Predictive Failure Modes
This project tested my machine learing skills as well as my grit to continue and
finish the project.
Project Details
After acquiring a dataset, I embarked on a thorough exploration to identify which features were most
meaningful, both generally and for predicting asset failure. I employed various methods, including
statistical analysis, decision trees, visualization, and Principal Component Analysis (PCA). This
multifaceted approach yielded numerous valuable insights.

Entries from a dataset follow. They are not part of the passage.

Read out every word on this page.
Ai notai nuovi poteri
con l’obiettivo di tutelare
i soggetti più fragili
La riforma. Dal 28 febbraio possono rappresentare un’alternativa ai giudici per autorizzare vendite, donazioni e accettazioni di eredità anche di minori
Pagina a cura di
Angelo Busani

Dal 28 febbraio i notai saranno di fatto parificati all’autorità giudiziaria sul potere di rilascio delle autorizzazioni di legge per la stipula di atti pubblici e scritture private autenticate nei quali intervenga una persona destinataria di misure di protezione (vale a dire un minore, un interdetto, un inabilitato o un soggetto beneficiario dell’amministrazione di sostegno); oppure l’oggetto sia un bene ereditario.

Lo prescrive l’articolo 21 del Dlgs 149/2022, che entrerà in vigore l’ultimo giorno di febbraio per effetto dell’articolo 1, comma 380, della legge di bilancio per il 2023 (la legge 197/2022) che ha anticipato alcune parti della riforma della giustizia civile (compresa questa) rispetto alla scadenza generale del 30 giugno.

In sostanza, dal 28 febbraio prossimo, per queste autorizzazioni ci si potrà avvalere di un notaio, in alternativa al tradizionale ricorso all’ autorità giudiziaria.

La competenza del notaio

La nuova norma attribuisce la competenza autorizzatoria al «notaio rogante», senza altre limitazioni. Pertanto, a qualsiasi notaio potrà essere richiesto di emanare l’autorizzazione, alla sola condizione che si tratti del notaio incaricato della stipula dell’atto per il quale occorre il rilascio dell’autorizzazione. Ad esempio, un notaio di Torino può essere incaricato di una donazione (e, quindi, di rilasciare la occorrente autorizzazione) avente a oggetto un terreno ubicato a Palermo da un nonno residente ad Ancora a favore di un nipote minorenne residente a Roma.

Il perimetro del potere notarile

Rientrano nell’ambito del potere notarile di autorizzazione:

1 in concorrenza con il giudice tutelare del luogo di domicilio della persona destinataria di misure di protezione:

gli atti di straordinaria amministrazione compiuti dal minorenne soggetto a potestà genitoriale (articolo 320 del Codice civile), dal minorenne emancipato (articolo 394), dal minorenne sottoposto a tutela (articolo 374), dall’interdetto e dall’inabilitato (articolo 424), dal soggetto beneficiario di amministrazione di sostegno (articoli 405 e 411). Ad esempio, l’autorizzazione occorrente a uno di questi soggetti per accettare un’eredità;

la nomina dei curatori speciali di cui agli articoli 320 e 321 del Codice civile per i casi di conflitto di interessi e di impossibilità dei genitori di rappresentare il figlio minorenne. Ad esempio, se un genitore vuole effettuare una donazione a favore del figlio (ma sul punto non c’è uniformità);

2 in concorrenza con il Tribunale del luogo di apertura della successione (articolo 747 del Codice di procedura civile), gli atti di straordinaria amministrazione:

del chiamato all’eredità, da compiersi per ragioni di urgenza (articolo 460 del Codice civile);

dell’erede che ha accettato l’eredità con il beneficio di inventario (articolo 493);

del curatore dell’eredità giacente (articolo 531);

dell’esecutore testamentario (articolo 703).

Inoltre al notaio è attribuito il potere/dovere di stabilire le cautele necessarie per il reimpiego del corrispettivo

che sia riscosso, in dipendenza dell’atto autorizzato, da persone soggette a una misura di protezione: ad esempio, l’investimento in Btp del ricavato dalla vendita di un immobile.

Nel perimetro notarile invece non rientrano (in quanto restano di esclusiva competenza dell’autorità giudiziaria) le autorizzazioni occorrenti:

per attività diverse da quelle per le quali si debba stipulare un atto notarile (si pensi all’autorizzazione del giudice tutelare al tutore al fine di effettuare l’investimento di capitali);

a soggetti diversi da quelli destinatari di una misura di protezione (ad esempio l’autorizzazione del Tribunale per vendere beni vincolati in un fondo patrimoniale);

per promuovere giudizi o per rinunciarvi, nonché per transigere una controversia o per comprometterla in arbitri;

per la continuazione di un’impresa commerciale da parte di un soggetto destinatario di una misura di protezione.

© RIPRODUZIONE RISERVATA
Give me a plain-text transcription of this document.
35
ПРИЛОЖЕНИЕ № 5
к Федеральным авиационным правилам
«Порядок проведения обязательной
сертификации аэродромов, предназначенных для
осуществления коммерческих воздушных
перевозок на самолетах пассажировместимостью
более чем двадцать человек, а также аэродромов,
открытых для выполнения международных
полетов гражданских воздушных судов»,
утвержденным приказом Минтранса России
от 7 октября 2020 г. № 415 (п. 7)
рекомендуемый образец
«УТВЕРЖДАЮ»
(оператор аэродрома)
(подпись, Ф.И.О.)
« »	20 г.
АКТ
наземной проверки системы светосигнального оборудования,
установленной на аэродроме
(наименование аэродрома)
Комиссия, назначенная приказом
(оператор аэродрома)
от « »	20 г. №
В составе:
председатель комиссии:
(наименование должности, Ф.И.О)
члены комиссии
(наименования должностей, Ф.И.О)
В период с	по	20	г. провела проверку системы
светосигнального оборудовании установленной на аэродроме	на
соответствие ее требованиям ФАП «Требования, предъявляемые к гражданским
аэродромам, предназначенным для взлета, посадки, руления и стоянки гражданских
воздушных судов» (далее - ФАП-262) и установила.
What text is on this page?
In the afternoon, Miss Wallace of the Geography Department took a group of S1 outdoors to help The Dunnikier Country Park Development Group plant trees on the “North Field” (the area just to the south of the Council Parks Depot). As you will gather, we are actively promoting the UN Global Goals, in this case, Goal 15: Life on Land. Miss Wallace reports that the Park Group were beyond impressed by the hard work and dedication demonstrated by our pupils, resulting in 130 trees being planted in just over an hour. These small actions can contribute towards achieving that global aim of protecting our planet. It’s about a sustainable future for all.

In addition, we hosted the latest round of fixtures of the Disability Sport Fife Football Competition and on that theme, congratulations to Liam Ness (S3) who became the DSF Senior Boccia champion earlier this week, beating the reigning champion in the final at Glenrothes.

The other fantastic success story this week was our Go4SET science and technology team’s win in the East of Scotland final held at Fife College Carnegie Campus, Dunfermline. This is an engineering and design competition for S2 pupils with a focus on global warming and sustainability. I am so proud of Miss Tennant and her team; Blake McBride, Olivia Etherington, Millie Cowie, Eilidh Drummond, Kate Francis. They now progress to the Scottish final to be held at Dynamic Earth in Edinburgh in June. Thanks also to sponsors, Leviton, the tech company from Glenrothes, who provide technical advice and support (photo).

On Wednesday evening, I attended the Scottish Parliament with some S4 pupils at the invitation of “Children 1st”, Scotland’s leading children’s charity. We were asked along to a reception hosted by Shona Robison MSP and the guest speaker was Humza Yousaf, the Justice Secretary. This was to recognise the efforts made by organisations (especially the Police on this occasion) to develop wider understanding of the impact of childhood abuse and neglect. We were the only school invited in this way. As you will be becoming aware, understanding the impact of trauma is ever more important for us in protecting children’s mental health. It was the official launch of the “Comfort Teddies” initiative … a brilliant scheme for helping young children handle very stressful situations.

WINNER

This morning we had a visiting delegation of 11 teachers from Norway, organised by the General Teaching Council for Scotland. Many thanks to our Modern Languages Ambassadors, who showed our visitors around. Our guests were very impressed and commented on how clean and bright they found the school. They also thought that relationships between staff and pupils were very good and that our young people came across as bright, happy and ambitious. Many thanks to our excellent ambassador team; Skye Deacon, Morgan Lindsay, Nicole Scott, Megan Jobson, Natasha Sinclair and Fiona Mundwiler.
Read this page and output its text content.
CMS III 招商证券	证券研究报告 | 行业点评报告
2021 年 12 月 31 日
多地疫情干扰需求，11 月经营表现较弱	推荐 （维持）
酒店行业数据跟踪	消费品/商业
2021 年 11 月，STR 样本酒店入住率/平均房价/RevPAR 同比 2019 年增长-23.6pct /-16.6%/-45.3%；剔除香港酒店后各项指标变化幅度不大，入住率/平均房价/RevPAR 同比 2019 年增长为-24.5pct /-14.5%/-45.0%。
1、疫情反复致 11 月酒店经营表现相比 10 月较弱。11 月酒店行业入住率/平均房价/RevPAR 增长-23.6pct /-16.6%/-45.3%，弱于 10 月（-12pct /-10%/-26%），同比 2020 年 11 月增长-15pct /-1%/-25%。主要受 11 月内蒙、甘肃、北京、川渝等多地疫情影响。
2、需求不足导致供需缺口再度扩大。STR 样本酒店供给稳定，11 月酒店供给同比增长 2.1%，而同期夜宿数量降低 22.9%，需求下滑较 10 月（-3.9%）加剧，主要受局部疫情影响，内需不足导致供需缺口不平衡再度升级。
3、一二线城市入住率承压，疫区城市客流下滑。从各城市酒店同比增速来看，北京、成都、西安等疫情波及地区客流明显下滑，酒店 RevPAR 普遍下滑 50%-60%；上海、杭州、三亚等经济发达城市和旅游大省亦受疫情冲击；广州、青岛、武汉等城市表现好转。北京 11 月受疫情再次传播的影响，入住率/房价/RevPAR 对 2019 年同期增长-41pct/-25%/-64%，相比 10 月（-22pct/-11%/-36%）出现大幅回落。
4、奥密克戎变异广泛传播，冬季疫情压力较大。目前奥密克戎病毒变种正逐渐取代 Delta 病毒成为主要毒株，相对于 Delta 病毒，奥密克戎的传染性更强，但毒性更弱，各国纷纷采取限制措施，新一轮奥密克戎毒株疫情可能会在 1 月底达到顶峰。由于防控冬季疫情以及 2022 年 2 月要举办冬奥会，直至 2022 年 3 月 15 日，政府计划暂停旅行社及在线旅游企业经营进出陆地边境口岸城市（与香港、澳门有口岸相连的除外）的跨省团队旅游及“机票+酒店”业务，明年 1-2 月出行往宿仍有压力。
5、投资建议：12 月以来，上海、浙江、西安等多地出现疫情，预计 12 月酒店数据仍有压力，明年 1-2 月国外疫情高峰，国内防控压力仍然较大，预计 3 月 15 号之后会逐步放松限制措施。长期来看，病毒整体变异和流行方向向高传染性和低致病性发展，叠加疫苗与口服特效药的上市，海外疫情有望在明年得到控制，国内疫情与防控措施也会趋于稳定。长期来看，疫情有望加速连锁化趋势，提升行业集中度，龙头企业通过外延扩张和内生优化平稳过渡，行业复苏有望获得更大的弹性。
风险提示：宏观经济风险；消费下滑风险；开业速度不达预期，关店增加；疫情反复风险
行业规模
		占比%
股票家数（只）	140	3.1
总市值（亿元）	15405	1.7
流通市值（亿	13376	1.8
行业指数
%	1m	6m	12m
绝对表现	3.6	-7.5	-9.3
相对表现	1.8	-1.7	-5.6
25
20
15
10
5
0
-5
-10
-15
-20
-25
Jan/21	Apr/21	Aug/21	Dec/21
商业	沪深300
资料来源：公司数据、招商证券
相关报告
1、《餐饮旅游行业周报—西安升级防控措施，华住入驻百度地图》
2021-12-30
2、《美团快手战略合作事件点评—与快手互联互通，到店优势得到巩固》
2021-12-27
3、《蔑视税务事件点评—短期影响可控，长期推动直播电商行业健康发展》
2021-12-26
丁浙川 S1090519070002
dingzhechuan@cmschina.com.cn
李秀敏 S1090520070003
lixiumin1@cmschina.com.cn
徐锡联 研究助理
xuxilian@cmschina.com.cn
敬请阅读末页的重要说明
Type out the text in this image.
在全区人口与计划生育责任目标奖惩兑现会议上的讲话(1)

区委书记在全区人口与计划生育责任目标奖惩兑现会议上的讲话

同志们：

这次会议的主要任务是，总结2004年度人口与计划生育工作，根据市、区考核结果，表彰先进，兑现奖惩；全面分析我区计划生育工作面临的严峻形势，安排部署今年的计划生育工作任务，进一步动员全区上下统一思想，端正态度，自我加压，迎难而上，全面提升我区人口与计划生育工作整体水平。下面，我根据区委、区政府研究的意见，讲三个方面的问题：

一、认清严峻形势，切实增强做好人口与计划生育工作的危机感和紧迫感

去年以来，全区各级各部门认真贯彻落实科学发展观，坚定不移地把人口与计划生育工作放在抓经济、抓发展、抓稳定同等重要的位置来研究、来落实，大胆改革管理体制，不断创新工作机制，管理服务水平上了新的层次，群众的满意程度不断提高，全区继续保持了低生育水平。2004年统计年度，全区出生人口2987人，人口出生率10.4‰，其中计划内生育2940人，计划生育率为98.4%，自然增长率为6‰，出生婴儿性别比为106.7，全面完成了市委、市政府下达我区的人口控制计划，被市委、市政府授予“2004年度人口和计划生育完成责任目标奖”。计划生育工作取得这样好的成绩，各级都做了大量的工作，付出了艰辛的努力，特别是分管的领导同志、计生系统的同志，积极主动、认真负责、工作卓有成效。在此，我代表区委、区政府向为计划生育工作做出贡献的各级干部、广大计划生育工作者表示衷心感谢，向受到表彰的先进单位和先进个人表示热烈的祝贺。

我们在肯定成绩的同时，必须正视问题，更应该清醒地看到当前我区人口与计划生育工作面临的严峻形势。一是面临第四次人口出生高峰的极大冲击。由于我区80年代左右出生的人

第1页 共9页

One major finding was the notable scarcity of specific failure modes and the
detailed operating conditions—speeds, temperatures, and times—associated with each failure mode. By
focusing on and filtering failures to the forefront, I was able to produce clear and impactful
visuals. This process revealed significant patterns that were previously obscured by the non-failure
data, providing a much clearer understanding of the factors leading to asset failure.
Once I had a thorough understanding of the dataset, I began building a predictive
model. Initially, I encountered concerning results as my model's recall dropped over multiple
epochs. This decline was due to the unbalanced nature of the dataset and the equal weighting between
failure and non-failure events.
To address this issue, I first attempted to adjust the weights to account for the
imbalance, but this approach felt "hacky" and involved manually determining weights through a
formula, which I found unsatisfactory. Consequently, I decided to bootstrap the dataset using a
tabular Generative Adversarial Network (GAN). By generating synthetic data similar to my existing
dataset, I was able to extend the dataset and improve its balance.
Using Keras tuners, I fine-tuned the model and ultimately achieved a recall of
approximately 95%. This approach not only enhanced the model's performance but also provided a more
robust solution to the dataset imbalance problem.